Vrijwel elke borstvoedende moeder heeft er van gehoord en kent de discussie die daarbij hoort maar al te goed: de verdeling van de moedermelk in voor- en achtermelk. Er zijn discussies en argumenten over wanneer het ene zal worden vervangen door het andere. Maar wat betekent dit precies? Onze lieve borstvoedingsdeskundige Sandra heeft het onderwerp opgepakt en uitgelegd waarom je ontspannen borstvoeding moet geven en je niet zozeer zorgen moet maken over het vetgehalte in je melk.
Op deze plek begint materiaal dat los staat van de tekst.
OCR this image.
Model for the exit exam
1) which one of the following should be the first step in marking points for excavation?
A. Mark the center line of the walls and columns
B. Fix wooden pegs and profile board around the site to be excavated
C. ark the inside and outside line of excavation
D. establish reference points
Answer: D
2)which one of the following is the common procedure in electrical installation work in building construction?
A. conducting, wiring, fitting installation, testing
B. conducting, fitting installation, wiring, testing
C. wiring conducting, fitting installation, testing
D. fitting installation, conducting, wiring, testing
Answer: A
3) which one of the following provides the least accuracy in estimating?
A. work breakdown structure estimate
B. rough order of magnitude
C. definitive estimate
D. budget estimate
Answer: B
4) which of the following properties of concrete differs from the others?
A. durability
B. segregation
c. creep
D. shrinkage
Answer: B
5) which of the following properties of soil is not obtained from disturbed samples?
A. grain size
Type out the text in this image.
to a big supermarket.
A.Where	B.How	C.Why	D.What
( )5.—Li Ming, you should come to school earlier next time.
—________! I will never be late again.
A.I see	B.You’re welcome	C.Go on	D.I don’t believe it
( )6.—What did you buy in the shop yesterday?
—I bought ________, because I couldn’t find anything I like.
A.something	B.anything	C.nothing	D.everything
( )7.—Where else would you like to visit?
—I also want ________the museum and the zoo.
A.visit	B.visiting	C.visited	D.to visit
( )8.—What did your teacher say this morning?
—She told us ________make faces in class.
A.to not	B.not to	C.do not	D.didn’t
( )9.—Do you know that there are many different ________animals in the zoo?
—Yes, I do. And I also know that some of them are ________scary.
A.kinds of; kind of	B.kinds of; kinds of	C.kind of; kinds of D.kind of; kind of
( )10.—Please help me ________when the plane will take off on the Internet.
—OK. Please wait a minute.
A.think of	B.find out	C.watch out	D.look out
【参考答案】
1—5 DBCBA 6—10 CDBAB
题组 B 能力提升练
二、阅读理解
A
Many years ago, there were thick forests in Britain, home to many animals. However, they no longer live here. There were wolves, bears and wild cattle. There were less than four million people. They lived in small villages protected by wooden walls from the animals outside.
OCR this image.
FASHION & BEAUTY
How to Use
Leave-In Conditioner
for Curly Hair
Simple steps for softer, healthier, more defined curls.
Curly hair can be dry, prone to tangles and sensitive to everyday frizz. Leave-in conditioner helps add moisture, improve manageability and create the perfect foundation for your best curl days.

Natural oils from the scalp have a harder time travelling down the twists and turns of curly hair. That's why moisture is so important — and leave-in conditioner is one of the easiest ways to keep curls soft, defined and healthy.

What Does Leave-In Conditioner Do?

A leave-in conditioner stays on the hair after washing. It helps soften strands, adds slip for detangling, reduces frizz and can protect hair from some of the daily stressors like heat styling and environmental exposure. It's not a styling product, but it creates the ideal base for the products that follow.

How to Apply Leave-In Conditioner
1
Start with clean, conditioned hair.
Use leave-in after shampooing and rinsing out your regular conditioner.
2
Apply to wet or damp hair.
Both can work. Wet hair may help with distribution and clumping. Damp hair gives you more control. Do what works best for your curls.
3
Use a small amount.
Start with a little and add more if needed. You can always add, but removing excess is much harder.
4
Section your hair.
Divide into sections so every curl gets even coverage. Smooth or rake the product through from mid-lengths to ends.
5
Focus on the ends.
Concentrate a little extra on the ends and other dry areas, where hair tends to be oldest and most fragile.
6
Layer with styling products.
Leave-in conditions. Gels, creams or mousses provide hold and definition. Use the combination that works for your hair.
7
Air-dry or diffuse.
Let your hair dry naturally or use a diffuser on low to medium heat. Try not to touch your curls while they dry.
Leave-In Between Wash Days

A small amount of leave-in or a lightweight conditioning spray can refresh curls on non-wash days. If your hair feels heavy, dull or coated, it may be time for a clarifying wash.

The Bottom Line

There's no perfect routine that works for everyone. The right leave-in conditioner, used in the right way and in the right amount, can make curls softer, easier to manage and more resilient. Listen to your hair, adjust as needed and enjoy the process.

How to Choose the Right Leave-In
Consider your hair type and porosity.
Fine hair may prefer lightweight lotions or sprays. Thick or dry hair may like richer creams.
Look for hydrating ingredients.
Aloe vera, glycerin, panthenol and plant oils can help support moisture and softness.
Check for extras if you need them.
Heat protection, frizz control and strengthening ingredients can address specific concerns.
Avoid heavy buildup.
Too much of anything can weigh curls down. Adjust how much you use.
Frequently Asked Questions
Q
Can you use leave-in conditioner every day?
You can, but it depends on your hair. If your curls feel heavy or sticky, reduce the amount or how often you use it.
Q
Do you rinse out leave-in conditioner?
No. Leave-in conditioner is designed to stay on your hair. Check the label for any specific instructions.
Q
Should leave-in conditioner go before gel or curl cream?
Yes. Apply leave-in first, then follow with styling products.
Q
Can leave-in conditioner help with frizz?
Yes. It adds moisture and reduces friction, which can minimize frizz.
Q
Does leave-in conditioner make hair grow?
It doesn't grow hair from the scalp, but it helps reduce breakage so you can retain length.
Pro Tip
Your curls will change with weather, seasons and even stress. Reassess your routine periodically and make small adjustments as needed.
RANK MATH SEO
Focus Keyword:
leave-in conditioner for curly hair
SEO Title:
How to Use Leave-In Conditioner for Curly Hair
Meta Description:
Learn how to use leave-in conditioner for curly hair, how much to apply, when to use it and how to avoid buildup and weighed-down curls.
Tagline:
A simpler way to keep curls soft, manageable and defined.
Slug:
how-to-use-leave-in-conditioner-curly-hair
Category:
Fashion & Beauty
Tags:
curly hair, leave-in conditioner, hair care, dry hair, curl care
In schoolboeken staat: "Aan het begin van de borstvoeding krijgt de baby de zogenaamde voormelk. De voormelk heeft een laag vetgehalte, maar geeft meer vocht en wordt vaak beschreven als een dorstlesser. Naarmate de maaltijd vordert, neemt het vetgehalte van de melk gestaag toe, terwijl de hoeveelheid melk afneemt. De melk die tegen het einde van de maaltijd wordt gevormd, de 'achtermelk', heeft een hoog vetgehalte maar is alleen in een kleinere hoeveelheid beschikbaar" (Mohrbacher and Stock, 2003, p. 49).
De discussies over voormelk en achtermelk maken moeders erg onzeker, zoals ik steeds weer moet vaststellen tijdens mijn begeleiding. "Wanneer komt de achtermelk?"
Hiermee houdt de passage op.